By managing IT infrastructures along so-called ‘top down', business process lines (that is, identifying the individual tasks that make up a business process, the order in which they should be handled, and the technical elements that support that process), Pyke argues that organisations can build responsive, flexible systems at speed, typically exploiting an underlying and pre-existing software infrastructure. These systems, he believes, will enable companies to streamline internal and external business processes, eliminate redundant tasks and increase automation.

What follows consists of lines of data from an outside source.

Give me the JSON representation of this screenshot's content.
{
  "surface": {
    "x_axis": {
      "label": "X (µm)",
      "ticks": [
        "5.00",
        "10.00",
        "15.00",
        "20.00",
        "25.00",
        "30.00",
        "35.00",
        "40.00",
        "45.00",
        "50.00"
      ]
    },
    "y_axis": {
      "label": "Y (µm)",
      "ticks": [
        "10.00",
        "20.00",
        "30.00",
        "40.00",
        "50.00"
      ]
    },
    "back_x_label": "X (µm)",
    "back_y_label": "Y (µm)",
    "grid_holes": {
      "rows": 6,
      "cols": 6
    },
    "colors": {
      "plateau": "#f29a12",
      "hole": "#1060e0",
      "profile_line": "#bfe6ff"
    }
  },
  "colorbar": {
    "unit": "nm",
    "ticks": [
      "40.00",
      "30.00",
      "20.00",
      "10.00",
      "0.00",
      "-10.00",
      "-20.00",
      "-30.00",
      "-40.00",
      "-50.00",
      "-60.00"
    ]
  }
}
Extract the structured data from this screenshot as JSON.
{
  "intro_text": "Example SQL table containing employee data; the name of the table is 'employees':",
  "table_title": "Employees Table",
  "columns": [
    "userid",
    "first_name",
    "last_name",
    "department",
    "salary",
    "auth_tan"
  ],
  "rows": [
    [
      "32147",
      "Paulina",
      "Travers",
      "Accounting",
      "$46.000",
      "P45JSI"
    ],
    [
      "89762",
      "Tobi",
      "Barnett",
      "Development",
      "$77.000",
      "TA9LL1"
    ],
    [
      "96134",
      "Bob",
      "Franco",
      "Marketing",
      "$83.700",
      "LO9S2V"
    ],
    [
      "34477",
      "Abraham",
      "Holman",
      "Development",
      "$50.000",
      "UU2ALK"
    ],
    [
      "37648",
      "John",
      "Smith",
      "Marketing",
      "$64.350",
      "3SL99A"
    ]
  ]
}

Workflow is an essential element of business process management (BPM), in that it handles the routing of work between resources, whether those resources are people, systems or machines. It also manages the order in which those steps are handled. But most important, it enables employees to check on and, if necessary, reconfigure the flow of a business process when unforeseen or exceptional events occur. "As much as we'd like to totally automate processes, there are some parts of processes that cannot be left to computers, some decisions that need to be made by people. Where human intervention is required, that's when workflow comes into play," says Ismael Ghalimi, CEO of BPM software firm Intalio and a founding member of business process standards body BPMI.org.
Neither workflow nor BPM are new concepts, points out Ghalimi. "Each has its roots in a long tradition of developing methodologies to help businesses become more agile," he says. But the combination of the two technologies is spurring the development of BPM tools that bridge the gap between modelling a business process and executing it.
"What is different now is that, all of a sudden, process becomes executable. Process modelling tools of the last 15 years provided a way to represent business processes, but the outcome of that was that [visual representations] of business processes prepared by business analysts had to be handed over to IT people to execute. Now, organisations can automate much of that work using BPM tools without requiring significant hard-coding," he explains.
These tools, according to Howard Smith, director and co-chair of BPMI.org and chief technology officer for Europe at systems integrator Computer Sciences Corp (CSC), are spurring "a process revolution". Today's BPM tools, he says, provide an answer to the problem of finding a single methodology and toolset, underpinned by a single technological foundation, for the representation of processes.
Smith cites a handful of organisations that might use BPM tools to solve business problems and become more agile: "A global logistics company wanting to design corporate processes top-down and to manufacture localised variants [of its products] in order to avoid duplication among its business units; a national telecommunications operator that needs to respond to new market opportunities and strategic threats by radically reducing the time it takes it to introduce new tariffs from weeks (or months) to days; and an IT services company that discovers that workflow engines are insufficient to meet the challenges of providing clients with business process outsourcing."
However, in order to use BPM effectively, says Smith, organisations must first stop focusing exclusively on data and data management, and instead adopt a process-oriented view that makes "no distinction between human and computer work".
Quoting from Business Process Management: The Third Wave, a book co-authored by Smith, Ghalimi and respected technology consultant Peter Fingar, Smith underlines this point: "There is something wrong with IT, something dreadfully wrong. For the past 50 years, computers have been data machines, recording the after-the-fact results of business activity. Companies are stuck in this data-centric world of IT, where there's an ever-growing disconnect between the business and the technology it deploys."
"The idea of BPM is to bring processes, people and information together," agrees Ghalimi. "They must be unified so that organisations can become more agile."
Smith firmly believes that without the shift in thinking from data to process, the evolution of the agile business could be stalled: "Because the data-centric paradigm of IT won't take us past where we are today, we must break it!"